The thin threads connecting our dignity with our money

I say thin because really it’s very easy to break free of the conditioning that society has performed on us which is “Money is dignity, honor and respect and if you don’t have enough then you should just work harder, hustle harder and budget harder to have more”. I have frankly not been able to get why an unequal distribution of money being multifactorial is so hard to get for some of us. This attitude of not accepting monetarily different situations is unhelpful and seemingly more rampant in the socially orthodox population.

I think the conditioning has been done deliberately. Because if our societal stature was connected to our character, it would be very easy to attain. It would be a very good incentive to have a good character if that guaranteed more respect and would ultimately lead to a balanced human society. It would’ve been a win-win for most of us, except for people who can’t separate any value that their life has from material possessions and money.

I could’ve forgiven the few of us who hold money the most important thing on our social resume. We all know people who like to hoard, collect and multiply money. This is their job in life. This is what everything revolves around. In one sentence their mission statement is “how to make money and how to spend money”. And I would’ve been okay with it if they hadn’t slowly started to make people ashamed for not sharing in this value of theirs.

You see, materialistic people are weak people when it comes to what they do for the community. Sure they probably give a small percentage of their money towards philanthropy and charity but sometimes our community doesn’t need money. And we lose manpower when some of us think that just by writing a check they’ve been absolved of their moral responsibility towards their fellow human beings.

Also, because money is almost unanimously a good measure of someone’s success in life, it induces a sense of inferiority in the best of us by subliminally belittling what we do for community welfare through time and physical effort. Those of us who don’t possess as much money start to shortchange ourselves and this can be damaging in the long run. Just like we lost some people because they thought their check was good enough and constituted true service to the community, now we lost some people because in their mind, their physical and time contribution paled in comparison to someone who can write a check. These efficient workers of our society start to think “My contribution doesn’t matter anyway. Why bother?”.

So here’s what I think we should do….. CONSCIOUSLY. Praise our unsung heroes. Create opportunities where monetary contribution is either not required or if required, can come through a grant or an organization but no personal contributions are allowed. Make a community where even coming in for counseling someone about simple things like settling into their newly married life, new baby, postpartum chaos, financial problems, starting a new job and not finding common ground with workmates, new immigrants, cultural diversity, counts as community work and is seen as honorable. This type of work is sometimes more necessary for a healthy community than financial contribution. When we value this work, we value the workers behind it. We also create a sense of higher self-esteem. People start to value themselves and others for who they are and not what they make every month. This type of attitude goes a long way in ensuring an emotionally strong community.

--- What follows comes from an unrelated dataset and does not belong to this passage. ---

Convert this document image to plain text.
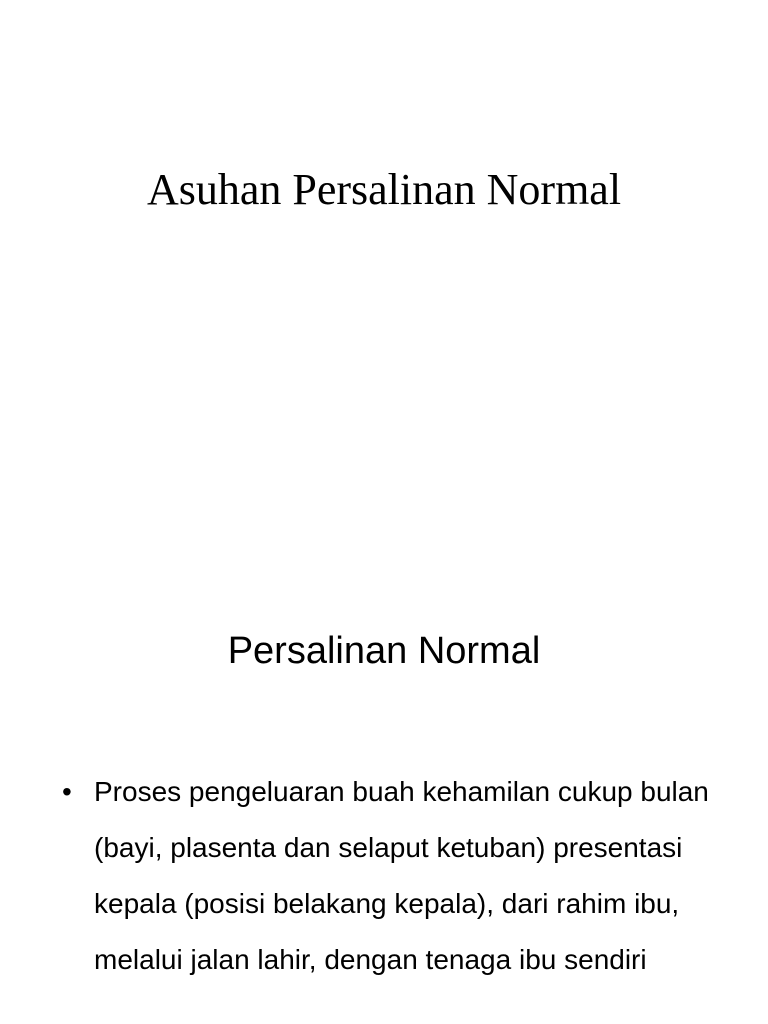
Asuhan Persalinan Normal
Persalinan Normal
• Proses pengeluaran buah kehamilan cukup bulan (bayi, plasenta dan selaput ketuban) presentasi kepala (posisi belakang kepala), dari rahim ibu, melalui jalan lahir, dengan tenaga ibu sendiri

This work, like all other societal revolutions, starts at the smallest of scales. Its foundation can be very effectively laid at home. Praising our spouse, our house help, our kids for the emotional and spiritual work that they do. Counting the thought behind a job. Celebrating any positive initiative that our kids take towards their friends. Mingling with people who are simple in their upkeep and profound in the value that they bring to our lives. Separating expensive food from casual get-togethers. Teaching our kids the significance of good company and stimulating conversations. Also showing our kids how much a nicely-prepared meal is valued by a new mother so much more than any amount of money. Also showing our kids that some people may have the money but not the physical capability to get groceries and we can help them in a small but effective way.

When we make an exercise out of separating our self-respect from the amount of money that we may or may not have we create a stronger all-around environment. An emotionally strong environment.